The practice is from a book that I’ve mentioned many times so far called Artist’s Way (it’s going to be a whole other thing for me to talk about). The book is a 12-week course, where a caring but stern mentor, Julia Cameron, wants to shake you up and help you see the artist you are meant to be. Her insights and suggestions have a lifetime of wisdom not just from her life, but those that she’s encountered through this course. Becky and I have been going through it together and it’s challenged and awakened us in some deep ways. Really, this is a whole other thing that I shouldn’t get into right now.
But from the beginning of the book she shares about this practice that she’s personally been doing for decades, called the morning pages. What is it? It’s writing longhand, meaning pen and paper not keyboard and monitor, three pages strictly stream-of-consciousness, every morning.
Every. Single. Day.
In that simplicity lies its profundity.
Just Do It
Just because morning pages involves writing, it doesn’t mean this is for people who are or want to be writers. The act of writing is just a tool, because what you write about is not important. You’re not supposed to read what you’ve written until weeks or even years later. The point isn’t to create something worth reading and analyzing. I write my pages in a $1 composition notebook, to in further enforce this for myself.
The point is to get into the habit of creating something everyday.
There are no rules to what you can write about. You are essentially dumping your subconscious onto the page. And by doing that you are moving to action. The rest of your day may be a struggle to be productive, but at least you’ve done your pages. You are moving forward. It takes away the self-talk. the “what if this isn’t perfect,” the “I don’t have enough time” excuses. As soon as you are awake enough, you sit down and write three pages. You are building momentum.
Mapping Your Interior
The other thing morning pages do is “start to map your interior” as Cameron says. Because you can’t write about nothing day after day. You start to see the truth on the page, and you start to check-in with yourself. You’re faced with your inconsistencies. It forces you to start taking action, and close the gap between what you think and what you do.

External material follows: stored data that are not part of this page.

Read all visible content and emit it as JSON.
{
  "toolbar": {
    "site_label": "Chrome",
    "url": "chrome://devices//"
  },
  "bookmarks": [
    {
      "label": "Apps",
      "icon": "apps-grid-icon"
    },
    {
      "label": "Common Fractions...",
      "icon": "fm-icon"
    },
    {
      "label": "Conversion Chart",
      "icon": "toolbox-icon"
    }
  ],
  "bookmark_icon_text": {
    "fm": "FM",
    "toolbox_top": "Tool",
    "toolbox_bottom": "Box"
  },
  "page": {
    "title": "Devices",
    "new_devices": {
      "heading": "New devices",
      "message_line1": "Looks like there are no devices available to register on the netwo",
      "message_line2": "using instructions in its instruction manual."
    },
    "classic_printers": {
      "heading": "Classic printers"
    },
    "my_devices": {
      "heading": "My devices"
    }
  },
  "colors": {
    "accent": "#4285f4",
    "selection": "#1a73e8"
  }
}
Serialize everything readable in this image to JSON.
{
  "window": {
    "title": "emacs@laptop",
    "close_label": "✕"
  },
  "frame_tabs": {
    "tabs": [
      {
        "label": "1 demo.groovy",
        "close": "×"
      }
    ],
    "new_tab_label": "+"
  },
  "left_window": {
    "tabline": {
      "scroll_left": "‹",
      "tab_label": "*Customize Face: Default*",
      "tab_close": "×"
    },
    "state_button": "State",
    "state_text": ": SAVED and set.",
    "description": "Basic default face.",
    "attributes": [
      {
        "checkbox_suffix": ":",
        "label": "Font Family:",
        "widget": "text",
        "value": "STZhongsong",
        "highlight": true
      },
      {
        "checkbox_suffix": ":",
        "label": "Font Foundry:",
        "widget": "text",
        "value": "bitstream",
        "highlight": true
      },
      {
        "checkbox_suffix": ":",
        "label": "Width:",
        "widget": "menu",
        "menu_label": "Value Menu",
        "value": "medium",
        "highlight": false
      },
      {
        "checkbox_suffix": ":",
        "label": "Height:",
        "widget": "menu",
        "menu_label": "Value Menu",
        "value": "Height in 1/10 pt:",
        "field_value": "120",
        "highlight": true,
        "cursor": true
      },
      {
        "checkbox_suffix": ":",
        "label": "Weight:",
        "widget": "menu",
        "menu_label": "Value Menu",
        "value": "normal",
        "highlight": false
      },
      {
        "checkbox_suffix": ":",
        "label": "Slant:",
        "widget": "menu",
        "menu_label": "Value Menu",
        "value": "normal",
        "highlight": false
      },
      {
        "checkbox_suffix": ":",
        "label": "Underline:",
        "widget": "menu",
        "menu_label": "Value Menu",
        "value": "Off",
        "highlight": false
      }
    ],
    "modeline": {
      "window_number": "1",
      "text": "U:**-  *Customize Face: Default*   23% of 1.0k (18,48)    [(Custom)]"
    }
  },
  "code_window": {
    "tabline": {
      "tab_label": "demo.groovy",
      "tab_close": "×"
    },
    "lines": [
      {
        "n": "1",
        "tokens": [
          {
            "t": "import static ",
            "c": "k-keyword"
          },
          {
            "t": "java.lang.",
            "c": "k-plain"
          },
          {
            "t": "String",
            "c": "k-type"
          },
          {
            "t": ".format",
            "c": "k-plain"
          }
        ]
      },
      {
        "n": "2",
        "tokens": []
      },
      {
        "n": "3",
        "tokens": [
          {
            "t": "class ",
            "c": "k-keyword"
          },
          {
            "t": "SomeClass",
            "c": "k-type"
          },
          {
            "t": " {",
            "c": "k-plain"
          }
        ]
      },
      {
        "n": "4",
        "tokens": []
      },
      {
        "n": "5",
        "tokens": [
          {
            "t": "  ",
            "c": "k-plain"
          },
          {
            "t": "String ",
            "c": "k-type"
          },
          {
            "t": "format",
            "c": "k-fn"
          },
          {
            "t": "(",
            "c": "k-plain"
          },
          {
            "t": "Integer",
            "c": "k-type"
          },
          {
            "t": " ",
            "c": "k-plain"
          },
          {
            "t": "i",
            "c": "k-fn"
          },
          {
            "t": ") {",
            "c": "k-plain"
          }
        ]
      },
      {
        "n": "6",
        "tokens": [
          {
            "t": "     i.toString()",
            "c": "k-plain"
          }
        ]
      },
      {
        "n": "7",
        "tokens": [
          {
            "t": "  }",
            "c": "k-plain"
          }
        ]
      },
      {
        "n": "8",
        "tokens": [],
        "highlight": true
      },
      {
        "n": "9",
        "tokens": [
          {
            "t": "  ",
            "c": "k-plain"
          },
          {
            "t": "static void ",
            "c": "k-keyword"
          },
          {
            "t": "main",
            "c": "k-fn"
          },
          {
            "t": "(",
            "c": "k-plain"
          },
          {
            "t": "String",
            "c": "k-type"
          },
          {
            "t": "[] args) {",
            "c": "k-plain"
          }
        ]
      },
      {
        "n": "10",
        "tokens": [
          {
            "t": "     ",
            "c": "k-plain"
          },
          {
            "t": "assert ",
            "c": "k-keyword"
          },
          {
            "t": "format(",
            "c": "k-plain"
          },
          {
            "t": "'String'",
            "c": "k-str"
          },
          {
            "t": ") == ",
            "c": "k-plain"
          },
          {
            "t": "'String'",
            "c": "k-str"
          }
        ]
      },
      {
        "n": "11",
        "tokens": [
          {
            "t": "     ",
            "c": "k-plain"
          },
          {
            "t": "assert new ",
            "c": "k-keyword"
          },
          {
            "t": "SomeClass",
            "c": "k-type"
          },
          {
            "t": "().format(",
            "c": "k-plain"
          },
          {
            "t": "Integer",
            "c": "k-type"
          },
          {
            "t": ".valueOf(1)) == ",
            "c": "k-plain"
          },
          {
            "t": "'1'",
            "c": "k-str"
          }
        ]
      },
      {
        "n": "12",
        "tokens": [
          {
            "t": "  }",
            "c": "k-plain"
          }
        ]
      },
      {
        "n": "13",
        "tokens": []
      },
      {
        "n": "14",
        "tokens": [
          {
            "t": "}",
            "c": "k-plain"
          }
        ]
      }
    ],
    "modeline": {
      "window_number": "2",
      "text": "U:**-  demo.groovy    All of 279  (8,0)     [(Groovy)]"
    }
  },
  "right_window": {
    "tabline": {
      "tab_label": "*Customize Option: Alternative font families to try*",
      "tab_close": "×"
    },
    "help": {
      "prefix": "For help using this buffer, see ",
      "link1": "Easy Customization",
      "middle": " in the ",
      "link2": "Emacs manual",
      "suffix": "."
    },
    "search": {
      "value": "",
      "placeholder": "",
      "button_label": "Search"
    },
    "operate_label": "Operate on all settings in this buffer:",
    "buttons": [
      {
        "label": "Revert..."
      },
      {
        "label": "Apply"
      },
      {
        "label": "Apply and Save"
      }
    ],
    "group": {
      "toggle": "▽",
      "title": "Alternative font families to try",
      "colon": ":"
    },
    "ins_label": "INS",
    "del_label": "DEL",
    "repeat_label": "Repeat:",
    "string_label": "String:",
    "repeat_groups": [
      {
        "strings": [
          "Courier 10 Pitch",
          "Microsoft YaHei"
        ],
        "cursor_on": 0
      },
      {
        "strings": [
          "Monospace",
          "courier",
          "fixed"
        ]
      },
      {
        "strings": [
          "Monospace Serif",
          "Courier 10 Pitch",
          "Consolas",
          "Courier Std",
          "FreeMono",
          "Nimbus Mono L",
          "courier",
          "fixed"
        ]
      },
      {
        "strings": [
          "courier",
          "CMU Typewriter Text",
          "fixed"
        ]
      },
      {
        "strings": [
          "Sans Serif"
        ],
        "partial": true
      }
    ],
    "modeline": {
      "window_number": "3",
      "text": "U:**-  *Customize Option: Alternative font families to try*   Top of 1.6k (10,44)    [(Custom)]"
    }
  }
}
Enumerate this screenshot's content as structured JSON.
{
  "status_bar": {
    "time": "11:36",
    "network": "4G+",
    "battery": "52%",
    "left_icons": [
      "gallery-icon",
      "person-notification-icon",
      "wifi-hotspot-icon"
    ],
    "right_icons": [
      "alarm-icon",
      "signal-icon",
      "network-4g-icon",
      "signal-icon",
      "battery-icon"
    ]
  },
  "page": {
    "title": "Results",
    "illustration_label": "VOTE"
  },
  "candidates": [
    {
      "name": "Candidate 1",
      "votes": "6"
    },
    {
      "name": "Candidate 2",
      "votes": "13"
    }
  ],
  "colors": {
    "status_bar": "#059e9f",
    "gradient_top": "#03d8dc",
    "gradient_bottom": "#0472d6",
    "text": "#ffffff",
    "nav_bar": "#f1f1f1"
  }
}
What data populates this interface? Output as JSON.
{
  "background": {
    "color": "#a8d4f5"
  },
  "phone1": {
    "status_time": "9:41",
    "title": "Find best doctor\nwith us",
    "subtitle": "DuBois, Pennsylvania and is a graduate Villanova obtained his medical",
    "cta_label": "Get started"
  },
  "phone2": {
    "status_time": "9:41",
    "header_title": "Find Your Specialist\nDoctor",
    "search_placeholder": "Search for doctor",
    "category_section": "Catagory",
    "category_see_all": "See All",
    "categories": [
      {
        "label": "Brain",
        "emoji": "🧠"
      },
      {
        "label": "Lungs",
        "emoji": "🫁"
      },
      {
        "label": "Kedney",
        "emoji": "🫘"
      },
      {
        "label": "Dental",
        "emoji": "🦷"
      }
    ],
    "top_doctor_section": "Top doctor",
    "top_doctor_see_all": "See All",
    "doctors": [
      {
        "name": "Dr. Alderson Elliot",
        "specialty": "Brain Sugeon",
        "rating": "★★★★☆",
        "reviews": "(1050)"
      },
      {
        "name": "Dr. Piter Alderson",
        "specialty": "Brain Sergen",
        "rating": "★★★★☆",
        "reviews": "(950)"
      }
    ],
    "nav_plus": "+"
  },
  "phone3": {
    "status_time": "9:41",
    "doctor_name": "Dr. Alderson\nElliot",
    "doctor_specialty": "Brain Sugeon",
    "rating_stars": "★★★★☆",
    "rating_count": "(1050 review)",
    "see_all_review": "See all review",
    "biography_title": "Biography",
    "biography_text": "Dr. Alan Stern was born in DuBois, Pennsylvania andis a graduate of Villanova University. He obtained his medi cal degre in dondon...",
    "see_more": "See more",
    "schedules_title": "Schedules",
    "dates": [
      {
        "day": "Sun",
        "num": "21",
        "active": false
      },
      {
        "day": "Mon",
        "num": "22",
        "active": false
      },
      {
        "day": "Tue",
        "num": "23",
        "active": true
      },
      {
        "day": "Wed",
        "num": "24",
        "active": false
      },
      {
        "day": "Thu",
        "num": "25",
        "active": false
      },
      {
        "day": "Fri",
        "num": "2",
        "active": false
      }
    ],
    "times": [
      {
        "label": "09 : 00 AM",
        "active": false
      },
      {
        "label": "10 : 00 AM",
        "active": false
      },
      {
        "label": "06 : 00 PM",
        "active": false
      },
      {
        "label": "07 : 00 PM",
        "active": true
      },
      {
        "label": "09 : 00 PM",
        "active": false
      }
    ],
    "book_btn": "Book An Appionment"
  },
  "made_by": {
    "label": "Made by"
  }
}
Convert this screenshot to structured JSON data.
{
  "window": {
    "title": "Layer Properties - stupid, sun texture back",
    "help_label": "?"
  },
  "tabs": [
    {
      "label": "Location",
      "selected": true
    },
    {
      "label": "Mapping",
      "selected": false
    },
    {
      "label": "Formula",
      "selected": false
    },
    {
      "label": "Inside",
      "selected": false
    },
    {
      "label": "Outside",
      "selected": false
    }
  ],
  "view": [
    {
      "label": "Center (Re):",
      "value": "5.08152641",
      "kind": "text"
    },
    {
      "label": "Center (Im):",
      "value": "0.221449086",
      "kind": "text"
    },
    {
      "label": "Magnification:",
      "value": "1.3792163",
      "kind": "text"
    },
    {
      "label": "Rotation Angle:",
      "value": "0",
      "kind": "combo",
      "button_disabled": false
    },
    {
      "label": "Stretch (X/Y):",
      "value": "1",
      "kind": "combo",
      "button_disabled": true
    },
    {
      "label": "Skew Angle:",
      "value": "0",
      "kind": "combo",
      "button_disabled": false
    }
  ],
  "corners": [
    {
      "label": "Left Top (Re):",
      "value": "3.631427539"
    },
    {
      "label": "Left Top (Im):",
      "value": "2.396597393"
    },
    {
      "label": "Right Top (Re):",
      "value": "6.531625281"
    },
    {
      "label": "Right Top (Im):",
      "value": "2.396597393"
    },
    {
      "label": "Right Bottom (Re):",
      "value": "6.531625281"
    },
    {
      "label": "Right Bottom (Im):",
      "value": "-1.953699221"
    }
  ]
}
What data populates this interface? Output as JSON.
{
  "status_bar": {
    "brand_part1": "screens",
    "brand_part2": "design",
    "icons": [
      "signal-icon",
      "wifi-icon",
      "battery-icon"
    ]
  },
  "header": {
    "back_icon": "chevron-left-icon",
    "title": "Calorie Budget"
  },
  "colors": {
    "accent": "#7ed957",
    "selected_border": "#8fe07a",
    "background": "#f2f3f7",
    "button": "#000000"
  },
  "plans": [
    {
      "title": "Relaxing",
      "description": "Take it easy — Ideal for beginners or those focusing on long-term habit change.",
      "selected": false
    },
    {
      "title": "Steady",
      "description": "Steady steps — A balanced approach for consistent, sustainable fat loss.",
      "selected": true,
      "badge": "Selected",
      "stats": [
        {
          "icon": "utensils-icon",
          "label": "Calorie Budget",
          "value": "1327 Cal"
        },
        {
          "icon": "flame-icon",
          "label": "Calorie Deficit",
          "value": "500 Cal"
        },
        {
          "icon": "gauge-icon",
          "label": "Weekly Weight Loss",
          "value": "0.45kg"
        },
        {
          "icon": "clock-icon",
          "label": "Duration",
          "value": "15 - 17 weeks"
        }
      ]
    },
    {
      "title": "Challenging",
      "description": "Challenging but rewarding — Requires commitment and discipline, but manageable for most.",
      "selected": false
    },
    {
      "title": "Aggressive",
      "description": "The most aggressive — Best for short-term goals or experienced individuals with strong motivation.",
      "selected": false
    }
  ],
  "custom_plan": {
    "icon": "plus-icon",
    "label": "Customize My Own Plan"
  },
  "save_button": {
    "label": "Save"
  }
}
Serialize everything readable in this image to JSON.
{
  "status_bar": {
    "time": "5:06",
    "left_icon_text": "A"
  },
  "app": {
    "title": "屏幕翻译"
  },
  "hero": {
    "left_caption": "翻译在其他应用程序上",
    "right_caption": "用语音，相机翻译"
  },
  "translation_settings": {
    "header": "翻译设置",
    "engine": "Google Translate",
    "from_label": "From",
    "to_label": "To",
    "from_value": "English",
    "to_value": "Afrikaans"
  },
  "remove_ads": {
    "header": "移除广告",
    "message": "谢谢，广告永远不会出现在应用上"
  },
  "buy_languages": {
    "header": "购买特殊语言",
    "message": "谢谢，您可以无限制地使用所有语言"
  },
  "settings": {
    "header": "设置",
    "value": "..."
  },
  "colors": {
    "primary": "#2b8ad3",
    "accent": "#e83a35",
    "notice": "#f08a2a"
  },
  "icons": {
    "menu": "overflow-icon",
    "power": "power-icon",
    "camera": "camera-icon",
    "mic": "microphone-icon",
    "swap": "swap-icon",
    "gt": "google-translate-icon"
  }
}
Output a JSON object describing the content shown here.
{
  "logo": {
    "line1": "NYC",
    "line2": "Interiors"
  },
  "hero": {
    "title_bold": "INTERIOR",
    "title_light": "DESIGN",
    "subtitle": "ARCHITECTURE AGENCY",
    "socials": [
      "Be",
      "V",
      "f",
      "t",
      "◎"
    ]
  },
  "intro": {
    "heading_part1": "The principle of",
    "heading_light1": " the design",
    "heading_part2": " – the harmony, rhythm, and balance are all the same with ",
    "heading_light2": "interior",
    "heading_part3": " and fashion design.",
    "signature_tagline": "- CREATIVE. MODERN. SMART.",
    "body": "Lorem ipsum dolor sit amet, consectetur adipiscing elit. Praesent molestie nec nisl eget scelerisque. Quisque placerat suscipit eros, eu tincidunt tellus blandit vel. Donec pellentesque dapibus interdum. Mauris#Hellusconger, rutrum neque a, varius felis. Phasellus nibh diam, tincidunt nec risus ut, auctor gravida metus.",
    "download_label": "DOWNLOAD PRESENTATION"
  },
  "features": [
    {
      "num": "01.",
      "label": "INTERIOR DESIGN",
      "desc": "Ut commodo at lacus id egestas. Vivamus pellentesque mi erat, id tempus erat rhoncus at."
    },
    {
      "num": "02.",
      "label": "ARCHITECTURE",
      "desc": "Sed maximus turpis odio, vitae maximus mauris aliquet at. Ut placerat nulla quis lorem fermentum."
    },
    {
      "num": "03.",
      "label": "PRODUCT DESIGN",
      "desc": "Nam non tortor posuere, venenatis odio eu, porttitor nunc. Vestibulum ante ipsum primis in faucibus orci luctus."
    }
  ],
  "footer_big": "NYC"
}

As the momentum starts building day after day, your mindset and perspective will start to change, and you’ll it back to these pages. If you miss a day or two, you start to feel like something is out place, and things aren’t clicking. That’s when it starts to become essential.
I’ve worked out tangled problems on that page. I’ve been able to process and face intimidating issues by pouring it onto the page and then making sense of it. Sometimes I get a great idea for a topic to write about, or what to shoot then I take a second and jot it down in my real notebook. This one is a way for me to clear the weeds so that I can start planting my art.
The last thing I’ll mention that morning pages has done for me is build the discipline of showing up. Because this is something you do everyday, it’s inevitable there will be days where you really, really, really don’t want to do them. I’ve admittedly gone months without doing them, until I started again a year ago.
But sometimes doing something you don’t want to do is a good thing. It’s helped me follow through on what matters most to me. Because these pages aren’t for anyone else. It’s just for me. The effects of it may translate to the rest of your life, but these pages are for me. Being aware of myself, understanding where I need more attention and care has been crucial markers for me as I continue to create.
So I encourage you from the tip of my toes to the bottom of my heart, to start doing morning pages. It doesn’t take much to start. Pick up cheap notebook (8.5” x 11” is the perfect size) and just start. Try it for a week, and tell me how it is. It’ll be awkward at first, and your wrist will be sore because it’s doing this unfamiliar thing of holding a ben and writing, but it’s worth it.